Dann waren wir endlich angekommen, es war kurz vor halb eins. Trotz des nun stärkeren Regens warteten zahlreiche Zuschauer auf die Show. Gegen 00:40 Uhr kam einer der Akteure in die Manege und verkündete, dass der Regen leider ein Problem sei und man nicht wisse, ob die Show stattfinden könne. Die ersten Besucher verließen daraufhin das Plateau, aber die meisten harrten aus. Nach weiteren fünf Minuten hieß es dann, man würde noch mal 10 Minuten warten und hoffen, dass der Regen sich vielleicht verzieht. Und der Wettergott hatte ein Einsehen: Um 1:00 Uhr endlich ging es los.
Was soll ich sagen: Das Warten hat sich gelohnt. Die Show der Feuertänzer war phänomenal gut. Die zu den firedancers gehörende Band, bestehend aus 3 Schlagzeugern, sorgte ebenfalls dafür, dass es den Zuschauern warm wurde. Zwischendurch gab es kleinere Feuerwerke sowie ein großes Abschlussfeuerwerk.

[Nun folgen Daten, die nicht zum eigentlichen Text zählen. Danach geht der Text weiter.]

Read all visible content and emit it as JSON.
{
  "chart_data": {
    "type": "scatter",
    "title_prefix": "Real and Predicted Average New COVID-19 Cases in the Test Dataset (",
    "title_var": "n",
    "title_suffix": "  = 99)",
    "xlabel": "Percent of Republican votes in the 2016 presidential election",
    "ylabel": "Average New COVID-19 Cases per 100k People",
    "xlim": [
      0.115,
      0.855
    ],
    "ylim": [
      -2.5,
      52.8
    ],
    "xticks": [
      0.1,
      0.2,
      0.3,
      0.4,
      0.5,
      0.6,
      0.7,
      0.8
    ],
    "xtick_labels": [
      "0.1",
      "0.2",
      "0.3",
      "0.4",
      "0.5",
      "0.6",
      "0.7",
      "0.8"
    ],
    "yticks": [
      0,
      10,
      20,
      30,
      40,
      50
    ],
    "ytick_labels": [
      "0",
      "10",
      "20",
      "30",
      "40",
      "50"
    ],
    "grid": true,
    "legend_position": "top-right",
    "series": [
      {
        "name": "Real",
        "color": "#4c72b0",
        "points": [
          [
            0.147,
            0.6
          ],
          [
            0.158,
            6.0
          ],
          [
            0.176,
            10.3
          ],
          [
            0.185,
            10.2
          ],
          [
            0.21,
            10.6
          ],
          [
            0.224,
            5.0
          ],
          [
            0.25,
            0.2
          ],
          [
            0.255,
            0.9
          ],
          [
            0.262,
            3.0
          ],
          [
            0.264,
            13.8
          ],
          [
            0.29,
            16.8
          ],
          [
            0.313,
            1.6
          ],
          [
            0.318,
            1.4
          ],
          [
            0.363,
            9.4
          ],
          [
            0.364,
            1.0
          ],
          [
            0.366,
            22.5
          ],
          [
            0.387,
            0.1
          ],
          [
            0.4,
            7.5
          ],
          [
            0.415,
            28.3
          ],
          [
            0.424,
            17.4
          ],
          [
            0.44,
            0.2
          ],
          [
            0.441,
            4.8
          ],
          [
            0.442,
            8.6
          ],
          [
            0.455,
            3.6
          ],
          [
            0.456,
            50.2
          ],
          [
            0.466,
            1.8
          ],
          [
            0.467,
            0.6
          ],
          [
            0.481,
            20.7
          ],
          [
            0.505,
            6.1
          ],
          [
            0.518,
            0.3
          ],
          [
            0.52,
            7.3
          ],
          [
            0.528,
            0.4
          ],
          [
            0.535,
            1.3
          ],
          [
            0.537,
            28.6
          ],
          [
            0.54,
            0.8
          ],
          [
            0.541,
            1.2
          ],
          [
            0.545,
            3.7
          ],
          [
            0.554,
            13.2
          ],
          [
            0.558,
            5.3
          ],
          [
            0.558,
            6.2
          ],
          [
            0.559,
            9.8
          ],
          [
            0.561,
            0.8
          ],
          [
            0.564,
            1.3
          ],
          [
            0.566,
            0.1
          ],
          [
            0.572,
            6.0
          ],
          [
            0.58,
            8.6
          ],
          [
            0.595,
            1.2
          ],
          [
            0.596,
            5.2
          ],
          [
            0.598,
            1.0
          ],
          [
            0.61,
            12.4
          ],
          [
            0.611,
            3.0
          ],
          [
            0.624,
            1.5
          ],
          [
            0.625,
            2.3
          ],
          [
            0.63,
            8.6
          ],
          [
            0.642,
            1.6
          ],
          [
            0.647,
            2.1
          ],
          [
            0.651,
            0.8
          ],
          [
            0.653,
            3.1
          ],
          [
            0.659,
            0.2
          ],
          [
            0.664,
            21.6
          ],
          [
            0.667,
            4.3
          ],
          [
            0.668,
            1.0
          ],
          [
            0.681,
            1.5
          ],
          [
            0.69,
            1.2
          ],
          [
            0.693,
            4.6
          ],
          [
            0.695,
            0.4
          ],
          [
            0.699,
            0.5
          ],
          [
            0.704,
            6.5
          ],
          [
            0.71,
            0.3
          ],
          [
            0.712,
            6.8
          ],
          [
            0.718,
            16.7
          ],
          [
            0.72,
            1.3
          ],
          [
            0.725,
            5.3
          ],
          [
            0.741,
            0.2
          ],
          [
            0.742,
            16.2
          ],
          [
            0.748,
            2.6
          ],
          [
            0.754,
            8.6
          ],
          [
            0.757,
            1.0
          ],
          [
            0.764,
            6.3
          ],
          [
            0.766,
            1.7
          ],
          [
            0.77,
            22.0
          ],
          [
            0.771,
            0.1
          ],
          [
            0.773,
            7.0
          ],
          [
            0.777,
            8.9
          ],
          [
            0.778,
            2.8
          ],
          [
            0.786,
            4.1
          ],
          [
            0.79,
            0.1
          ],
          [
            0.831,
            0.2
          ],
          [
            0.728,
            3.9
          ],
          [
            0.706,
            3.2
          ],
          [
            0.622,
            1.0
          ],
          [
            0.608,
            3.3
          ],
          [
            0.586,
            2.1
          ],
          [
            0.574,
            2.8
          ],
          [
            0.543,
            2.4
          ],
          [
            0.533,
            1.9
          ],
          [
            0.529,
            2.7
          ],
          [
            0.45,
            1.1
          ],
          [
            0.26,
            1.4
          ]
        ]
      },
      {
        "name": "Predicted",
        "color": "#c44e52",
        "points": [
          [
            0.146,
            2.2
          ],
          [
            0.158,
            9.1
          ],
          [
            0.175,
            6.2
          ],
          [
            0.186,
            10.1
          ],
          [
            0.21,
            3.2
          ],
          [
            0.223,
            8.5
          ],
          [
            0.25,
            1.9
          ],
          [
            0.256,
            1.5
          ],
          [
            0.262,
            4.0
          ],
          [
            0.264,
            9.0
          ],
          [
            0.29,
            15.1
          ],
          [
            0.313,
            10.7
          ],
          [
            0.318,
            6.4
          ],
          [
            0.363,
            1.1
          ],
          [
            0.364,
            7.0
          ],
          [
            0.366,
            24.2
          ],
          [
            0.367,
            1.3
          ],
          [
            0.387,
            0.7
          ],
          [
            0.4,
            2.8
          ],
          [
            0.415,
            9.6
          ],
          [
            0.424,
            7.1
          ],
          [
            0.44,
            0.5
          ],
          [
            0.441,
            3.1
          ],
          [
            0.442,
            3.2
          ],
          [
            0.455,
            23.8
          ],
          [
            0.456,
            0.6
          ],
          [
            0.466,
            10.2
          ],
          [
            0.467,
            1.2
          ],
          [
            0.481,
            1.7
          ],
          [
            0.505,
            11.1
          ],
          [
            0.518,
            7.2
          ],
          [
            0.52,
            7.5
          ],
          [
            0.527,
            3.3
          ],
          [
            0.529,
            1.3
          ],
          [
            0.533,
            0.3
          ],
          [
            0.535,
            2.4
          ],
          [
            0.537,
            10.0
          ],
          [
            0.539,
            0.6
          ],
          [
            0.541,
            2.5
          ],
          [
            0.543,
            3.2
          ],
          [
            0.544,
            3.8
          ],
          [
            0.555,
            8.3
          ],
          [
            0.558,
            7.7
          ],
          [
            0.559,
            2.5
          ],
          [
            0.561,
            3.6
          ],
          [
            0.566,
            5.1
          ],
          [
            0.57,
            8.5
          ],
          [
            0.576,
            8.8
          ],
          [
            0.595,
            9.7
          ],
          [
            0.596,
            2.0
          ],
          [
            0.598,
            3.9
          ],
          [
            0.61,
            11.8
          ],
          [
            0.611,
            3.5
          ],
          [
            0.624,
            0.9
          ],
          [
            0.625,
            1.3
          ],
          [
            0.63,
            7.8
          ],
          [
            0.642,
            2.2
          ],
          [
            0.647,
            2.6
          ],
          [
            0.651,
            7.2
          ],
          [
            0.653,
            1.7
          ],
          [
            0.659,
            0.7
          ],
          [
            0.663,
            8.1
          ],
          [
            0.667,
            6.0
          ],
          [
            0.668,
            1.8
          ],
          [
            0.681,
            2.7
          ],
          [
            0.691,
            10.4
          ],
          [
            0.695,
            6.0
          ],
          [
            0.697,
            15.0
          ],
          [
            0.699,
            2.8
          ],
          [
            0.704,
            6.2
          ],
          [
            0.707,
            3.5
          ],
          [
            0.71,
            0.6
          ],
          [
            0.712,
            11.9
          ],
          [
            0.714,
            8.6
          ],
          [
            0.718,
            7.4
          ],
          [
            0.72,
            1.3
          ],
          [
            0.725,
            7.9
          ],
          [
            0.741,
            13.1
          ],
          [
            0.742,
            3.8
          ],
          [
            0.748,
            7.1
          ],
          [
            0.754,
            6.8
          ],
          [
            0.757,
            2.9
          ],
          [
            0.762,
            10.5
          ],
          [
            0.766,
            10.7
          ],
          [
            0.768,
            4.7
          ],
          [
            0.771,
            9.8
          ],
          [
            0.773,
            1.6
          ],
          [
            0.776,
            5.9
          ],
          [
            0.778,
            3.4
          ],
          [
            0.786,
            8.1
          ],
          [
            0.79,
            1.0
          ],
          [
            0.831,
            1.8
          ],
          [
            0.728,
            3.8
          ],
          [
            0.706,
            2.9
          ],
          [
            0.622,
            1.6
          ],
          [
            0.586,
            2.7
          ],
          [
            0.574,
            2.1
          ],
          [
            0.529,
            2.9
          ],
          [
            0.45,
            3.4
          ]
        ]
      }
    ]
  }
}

Hörten wir beim Aufstieg zur Halde von anderen „Wanderern“ mitunter ein wenig Murren („Wie weit ist es denn noch?“ – „Sind wir überhaupt richtig?“ – „Wenn ich das gewusst hätte …“), war davon beim Abstieg nichts mehr zu hören. Alle waren voll des Lobes, der Anerkennung und Begeisterung. Am Wegrand standen immer noch die Bergleute, Feen und Elfen und leuchteten den Heimkehrern den Weg. Vor allem aber wurden sie nicht müde, sich bei allen Besuchern zu bedanken und ihnen einen guten Heimweg und noch eine angenehme Nacht zu wünschen.
Der Besuch auf der Halde war ein gelungener Abschluss der 15. ExtraSchicht.
Die ExtraSchicht 2022 findet am 25. Juni statt – ein Termin, den ich mir schon mal notiert habe!